Ложь далась мне легко. Слишком легко.

Медленно проскользив взглядом по моим рукам, по татуировкам (О, это новость для неё!) она направила этот странный взгляд, в район моего горла, на её идеальном холодном лице, поселилась маска боли искажая черты. Она протянула руку, и я напряглась, но не отшатнулась. Она не посмеет. Не прикоснётся. Инна вытащила перо из моих дико вьющихся волос, и закрутила его между пальцами.

― Уже, говоришь… ― пробормотала она, как-то неестественно склоняя кудрявую голову набок. Медленно, она подняла на меня глаза.

― Ладно.

Мои брови растерянно уползли вверх. Ладно?

Я должна была встретится с светло голубыми колючими льдинками её глаз. Но этого не произошло. Её взгляд был другим. Уголок её рта совсем немного повело вверх. И не стой, я так близко скорее всего не увидела бы. Я заметила что-то странное в ней, просто инстинктивно почувствовала. Очень знакомое. Жуткое, тихое, медлительное просто пугающее до чёртиков.

И вот тут-то я вписалась в кирпичную стену, и проломила её стирая границу между моим сумасшествием и её. Я просто не в состоянии была понять, кажется мне это или нет. Или это моё волнение искажает восприятие. Или она всегда так себя вела? Это имело замораживавший эффект. Просто паралитический. Больше ничего не сказав, она пошла дальше по коридору, к своей комнате, крутя перо в руке. Походка, голос, глаза…

Что с ней за нахрен? Может просто устала с дороги? Или как вообще?

* * *

Расчистив поле боя ― сцену проигрыша моей дерьмовой драмы, моего проигрыша, прямо в моей комнате; я отнесла картину в студию. Моего ангела в терниях придется реставрировались после моего сумасшедшей вспышки. Я иду обратно, беззвучно, шаг за шагом сливаясь с предутренней темнотой дома, подобно тени. Подобно тем демонам, против которых веду ежедневную войну и всё неустанно пытаюсь понять, чем же я отличаюсь от них. Ищу то, что позиционирует меня как личность, а не как какой-то генетический диссонанс в химическом дисбалансе. Жестокая игра судьбы или фатальная ошибка природы… кто я? Не смотря на то, что я уже не я, ответ прост: Демонам не нужно спасаться. Хм. По крайней мере, так они думают.

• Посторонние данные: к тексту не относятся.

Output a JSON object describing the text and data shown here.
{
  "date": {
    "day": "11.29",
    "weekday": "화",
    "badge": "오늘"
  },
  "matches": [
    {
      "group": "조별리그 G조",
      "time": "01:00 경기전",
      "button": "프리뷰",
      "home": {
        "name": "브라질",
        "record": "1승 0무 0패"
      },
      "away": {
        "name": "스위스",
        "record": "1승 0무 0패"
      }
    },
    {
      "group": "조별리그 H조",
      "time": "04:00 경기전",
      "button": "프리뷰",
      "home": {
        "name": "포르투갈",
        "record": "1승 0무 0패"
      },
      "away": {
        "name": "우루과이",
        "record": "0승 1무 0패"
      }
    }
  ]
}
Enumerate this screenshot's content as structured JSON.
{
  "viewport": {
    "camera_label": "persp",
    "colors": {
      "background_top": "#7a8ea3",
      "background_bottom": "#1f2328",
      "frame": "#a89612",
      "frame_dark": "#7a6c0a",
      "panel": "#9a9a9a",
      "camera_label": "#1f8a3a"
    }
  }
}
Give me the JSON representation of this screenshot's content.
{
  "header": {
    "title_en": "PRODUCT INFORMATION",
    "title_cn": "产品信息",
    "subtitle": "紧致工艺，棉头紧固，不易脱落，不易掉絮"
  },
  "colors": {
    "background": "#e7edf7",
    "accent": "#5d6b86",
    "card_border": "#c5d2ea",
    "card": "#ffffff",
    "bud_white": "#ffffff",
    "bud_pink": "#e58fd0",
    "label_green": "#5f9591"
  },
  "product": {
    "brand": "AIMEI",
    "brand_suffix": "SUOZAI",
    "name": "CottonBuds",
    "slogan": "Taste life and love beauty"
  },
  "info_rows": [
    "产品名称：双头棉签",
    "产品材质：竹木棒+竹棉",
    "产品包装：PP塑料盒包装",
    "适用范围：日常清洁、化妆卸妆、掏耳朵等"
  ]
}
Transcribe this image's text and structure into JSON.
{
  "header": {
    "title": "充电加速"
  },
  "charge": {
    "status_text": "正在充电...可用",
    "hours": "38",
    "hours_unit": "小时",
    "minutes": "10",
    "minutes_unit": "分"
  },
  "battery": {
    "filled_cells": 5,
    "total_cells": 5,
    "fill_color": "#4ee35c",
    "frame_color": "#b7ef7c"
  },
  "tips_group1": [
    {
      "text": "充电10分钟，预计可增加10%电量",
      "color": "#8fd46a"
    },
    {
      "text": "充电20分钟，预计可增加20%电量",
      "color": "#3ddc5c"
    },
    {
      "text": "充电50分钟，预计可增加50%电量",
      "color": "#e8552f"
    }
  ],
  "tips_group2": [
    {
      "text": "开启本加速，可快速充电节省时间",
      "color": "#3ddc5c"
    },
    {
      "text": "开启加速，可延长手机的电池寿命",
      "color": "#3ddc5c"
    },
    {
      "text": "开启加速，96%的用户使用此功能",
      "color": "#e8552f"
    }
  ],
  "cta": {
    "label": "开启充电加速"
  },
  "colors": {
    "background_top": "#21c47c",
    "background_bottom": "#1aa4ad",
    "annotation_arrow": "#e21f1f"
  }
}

Ощущения такие, словно через считанные минуты проклятый мир взлетит на воздух. Мне нужно лишь дождаться, когда рванёт детонатор. И он падёт. Ещё один шаг и я выныриваю из-за угла. Я вдруг застываю. Дверь в комнату матери приоткрыта на половину. Во мраке, передо мной, силуэт. Но это, не мать. Вот оно…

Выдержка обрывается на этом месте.